Some stories move slowly. The heat sits between the lines. You feel something shifting long before the characters admit it. The Clockmaker’s Rewind is that kind of story.
It starts with a key hidden in a ruined timepiece. The clockmaker who finds it lives alone, surrounded by clocks. When he turns the key, time rewinds—exactly, cleanly, silently. At first, he reclaims small things. Then his apprentice, Lira, discovers the secret. That’s when the loops begin to stretch. That’s when desire complicates everything. And that’s when the clocks start to slip.
What unfolds isn’t a time-travel story in the traditional sense. It’s a slow erosion. Of memory. Of restraint. Of what they thought they could keep repeating without consequence.
I wrote it in short chapters—quiet, compressed scenes meant to be read slowly. The pacing is deliberate. The sex (when it happens) is intimate, not performative. The story is less about what happens and more about what doesn’t reset. It's deliberately surreal and minimal at the same time.

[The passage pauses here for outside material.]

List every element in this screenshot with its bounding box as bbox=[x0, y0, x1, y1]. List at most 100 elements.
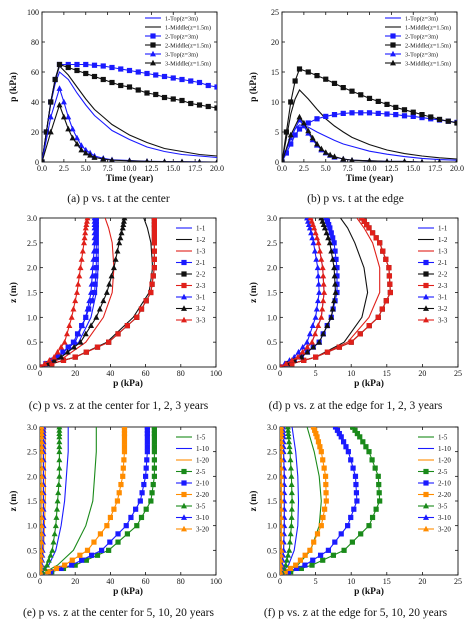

I read it out loud while I was writing it. Over and over. I wanted a particular pacing so that the writing let it unfold, let the quiet work, let the tension spool.
If you like surrealism (think Peter Greenaway or David Mitchell), science fiction, and perhaps a little romance, then this may be for you.
I’ll be releasing the book as a serial—chapter by chapter. Slowly. As always, I look forward to reading your comments.